In Pakistan, voters have been streaming to the polls for the country's first local elections since the imposition of military rule more than two years ago.
In Pakistan, voters have been streaming to the polls for the country's first local elections since the imposition of military rule more than two years ago. But the elections have been marred by the killing of nine people in clashes between rival candidates. Police have arrested more than eighty people.
SYNOPSIS: In Rawalpindi, there was a large turnout on Tuesday (25 September) as voters lined the streets to cast their votes. The elections are to choose district and municipal councils. They were organised by Pakistan's present military ruler, General Zia ul Haq, who came to power in a coup which deposed then Prime Minister Zulfikar ali Bhutto. Mr Bhutto was executed in April this year.

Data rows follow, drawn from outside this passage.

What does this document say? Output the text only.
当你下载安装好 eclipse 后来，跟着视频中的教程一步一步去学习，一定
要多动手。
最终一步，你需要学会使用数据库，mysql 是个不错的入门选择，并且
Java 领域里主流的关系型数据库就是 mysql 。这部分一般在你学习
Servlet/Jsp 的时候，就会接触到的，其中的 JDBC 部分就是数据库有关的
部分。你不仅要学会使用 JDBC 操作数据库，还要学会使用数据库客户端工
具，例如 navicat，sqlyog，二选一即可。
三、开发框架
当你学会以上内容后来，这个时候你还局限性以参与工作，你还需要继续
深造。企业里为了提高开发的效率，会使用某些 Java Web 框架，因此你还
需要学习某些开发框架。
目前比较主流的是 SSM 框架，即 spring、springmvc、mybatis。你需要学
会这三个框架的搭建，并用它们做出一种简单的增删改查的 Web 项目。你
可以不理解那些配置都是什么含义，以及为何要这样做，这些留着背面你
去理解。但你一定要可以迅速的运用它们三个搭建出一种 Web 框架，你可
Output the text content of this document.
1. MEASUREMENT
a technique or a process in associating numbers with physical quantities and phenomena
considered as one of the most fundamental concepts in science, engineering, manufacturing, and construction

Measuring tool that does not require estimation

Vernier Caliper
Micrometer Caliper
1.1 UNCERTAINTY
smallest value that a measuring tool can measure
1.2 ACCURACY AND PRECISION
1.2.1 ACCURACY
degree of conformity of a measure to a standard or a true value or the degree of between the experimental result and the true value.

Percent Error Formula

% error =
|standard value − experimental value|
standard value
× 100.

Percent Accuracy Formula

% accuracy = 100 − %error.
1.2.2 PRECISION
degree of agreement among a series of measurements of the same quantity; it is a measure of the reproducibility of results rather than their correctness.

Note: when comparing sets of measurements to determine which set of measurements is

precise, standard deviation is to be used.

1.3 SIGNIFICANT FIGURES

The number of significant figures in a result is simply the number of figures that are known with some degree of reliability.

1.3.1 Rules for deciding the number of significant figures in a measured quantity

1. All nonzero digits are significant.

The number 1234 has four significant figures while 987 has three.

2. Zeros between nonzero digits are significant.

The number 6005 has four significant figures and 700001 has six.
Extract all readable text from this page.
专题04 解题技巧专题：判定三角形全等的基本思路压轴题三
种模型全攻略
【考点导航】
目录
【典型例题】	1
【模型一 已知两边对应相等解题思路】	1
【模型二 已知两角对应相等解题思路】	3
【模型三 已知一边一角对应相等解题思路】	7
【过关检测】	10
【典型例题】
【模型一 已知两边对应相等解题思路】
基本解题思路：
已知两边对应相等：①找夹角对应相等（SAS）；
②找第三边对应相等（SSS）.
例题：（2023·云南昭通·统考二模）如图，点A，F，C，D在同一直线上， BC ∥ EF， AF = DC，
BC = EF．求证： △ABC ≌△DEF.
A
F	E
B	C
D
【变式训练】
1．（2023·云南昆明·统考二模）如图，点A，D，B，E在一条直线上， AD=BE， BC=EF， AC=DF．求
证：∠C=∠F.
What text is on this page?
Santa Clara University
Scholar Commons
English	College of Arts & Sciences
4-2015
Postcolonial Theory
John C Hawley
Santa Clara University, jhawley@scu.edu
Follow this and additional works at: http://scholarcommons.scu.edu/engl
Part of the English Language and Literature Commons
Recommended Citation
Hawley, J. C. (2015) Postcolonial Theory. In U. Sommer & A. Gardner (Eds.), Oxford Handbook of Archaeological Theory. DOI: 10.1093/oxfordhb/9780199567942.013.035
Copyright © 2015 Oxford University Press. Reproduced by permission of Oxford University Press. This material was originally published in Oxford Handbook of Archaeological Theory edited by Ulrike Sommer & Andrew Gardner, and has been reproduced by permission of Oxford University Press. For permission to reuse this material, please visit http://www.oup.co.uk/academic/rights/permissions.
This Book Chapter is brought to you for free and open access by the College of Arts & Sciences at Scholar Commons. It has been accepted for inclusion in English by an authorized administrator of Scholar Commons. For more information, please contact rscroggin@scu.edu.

The turnout was substantial, particularly among women. Many said they regarded the election as an attempt to improve local services and amenities. The role of the new councils is still unclear. But General Zia says they may be given the power to collect religious taxes and distribute funds for local development. General Zia regards the elections as the first step towards establishing civilian rule in pakistan -- and general elections are scheduled for November the seventeenth.
Voting in Rawalpindi was peaceful. But in Pakistan's densely populated provinces of Sind and Punjab there were clashes between supporters of rival candidates. Among the nine dead was a policeman, who was clubbed to death while attempting to break up a scuffle.
Pakistan's more than one hundred political parties are officially banned from contesting the local elections. But voters say many so-called 'independent' candidates have strong political affiliations.